Wolfe believed in contributing his time and expertise to his community. He served on the boards of the McCarter Theater (Princeton), the Stony Brook Millstone Watershed Association and Princeton In Community Service (PICS), placing undergraduates with nonprofit internships for summer work experiences. At the time of his death, he was a member of the board of New Jersey Conservation Foundation and its treasurer.

He enjoyed tennis, travel, photography and sculling. He also enjoyed spending time with extended family at a cabin on Garnet Lake in the Adirondacks. Wolfe was very supportive of his wife Barbara’s equestrian interests and passion for dressage. They have owned a horse farm outside of Princeton since 1980. They began spending winters in Wellington in 2000, initially for equestrian activities, until Wolfe discovered sculling on Lake Wellington. With two partners, he purchased and managed the Florida Rowing Center, a winter sculling school based in Wellington, which continues today. After he retired in 2018, Barbara and Bob Wolfe became Florida residents.

Wolfe is survived by his wife of 46 years Barbara (Burgess), his sister Susan Wolfe Lauffer (spouse Don Lauffer) of Bartlesville, Oklahoma and Madison, Wisconsin, his brother William A. Wolfe (spouse Elizabeth West Wolfe) of Princeton N.J., a nephew Andrew Wolfe, who lives in Paris, France, and a niece Amy Powell Burrus who lives in Muskogee, Oklahoma. He is remembered for his wonderful smile, consistently optimistic approach to life, kindness and generosity.

An online video memorial service for immediate family members was held on Sunday, April 5. A memorial service for friends and colleagues will be held later this year in Princeton, after the coronavirus pandemic has subsided and travel restrictions have been lifted.

Charitable contributions may be made in his honor to MDS research at Columbia University, where one of his doctors oversees an MDS research program doing cutting-edge research to understand and combat the disease.
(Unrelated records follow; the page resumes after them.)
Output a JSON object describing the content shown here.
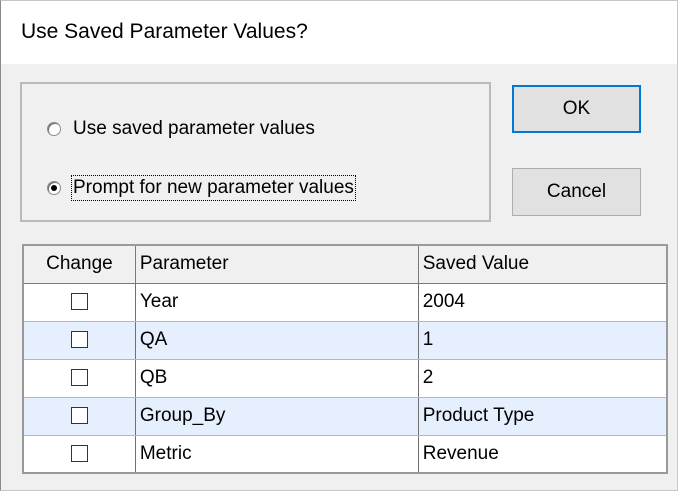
{
  "window": {
    "title": "Use Saved Parameter Values?"
  },
  "options": {
    "use_saved_label": "Use saved parameter values",
    "prompt_new_label": "Prompt for new parameter values",
    "selected": "prompt_new"
  },
  "buttons": {
    "ok_label": "OK",
    "cancel_label": "Cancel"
  },
  "grid": {
    "columns": [
      "Change",
      "Parameter",
      "Saved Value"
    ],
    "rows": [
      {
        "change": false,
        "parameter": "Year",
        "saved_value": "2004"
      },
      {
        "change": false,
        "parameter": "QA",
        "saved_value": "1"
      },
      {
        "change": false,
        "parameter": "QB",
        "saved_value": "2"
      },
      {
        "change": false,
        "parameter": "Group_By",
        "saved_value": "Product Type"
      },
      {
        "change": false,
        "parameter": "Metric",
        "saved_value": "Revenue"
      }
    ]
  },
  "colors": {
    "dialog_bg": "#f0f0f0",
    "title_bg": "#ffffff",
    "default_button_border": "#0078d7",
    "alt_row_bg": "#e5effd"
  }
}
Make check payable to: Trustees of Columbia University and mail to Dr. Azra Raza, MDS Research Program, Columbia University Medical Center, Milstein Hospital Building, 6GN-435, 177 Fort Washington Avenue, New York, NY 10032.
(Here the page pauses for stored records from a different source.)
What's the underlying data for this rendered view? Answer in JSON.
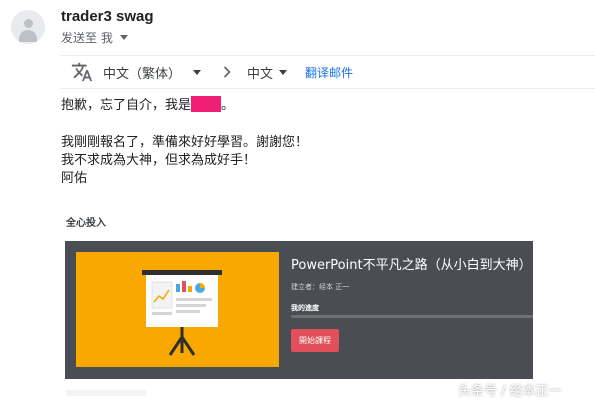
{
  "email": {
    "sender_name": "trader3 swag",
    "recipient_text": "发送至 我"
  },
  "translate_bar": {
    "source_lang": "中文（繁体）",
    "target_lang": "中文",
    "translate_link": "翻译邮件"
  },
  "message": {
    "line1_prefix": "抱歉，忘了自介，我是",
    "line1_suffix": "。",
    "line2": "我剛剛報名了，準備來好好學習。謝謝您！",
    "line3": "我不求成為大神，但求為成好手！",
    "line4": "阿佑"
  },
  "course_card": {
    "heading": "全心投入",
    "title": "PowerPoint不平凡之路（从小白到大神）",
    "creator": "建立者：经本 正一",
    "progress_label": "我的進度",
    "progress": 0,
    "button_label": "開始課程"
  },
  "watermark": "头条号 / 经本正一",
  "colors": {
    "redaction": "#ee1f74",
    "card_bg": "#4b4d55",
    "thumb_bg": "#f9a800",
    "button": "#e04f5a",
    "link": "#1a73e8"
  }
}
An alternative for charitable contributions is the New Jersey Conservation Foundation, one of the premier land conservation organizations in the U.S. Since 1960, NJCF has protected over 125,000 acres of natural areas and farmland in New Jersey. Make check payable to: New Jersey Conservation Foundation and mail to Executive Director Michele Byers, Bamboo Brook, 170 Longview Road, Far Hills, NJ 07931.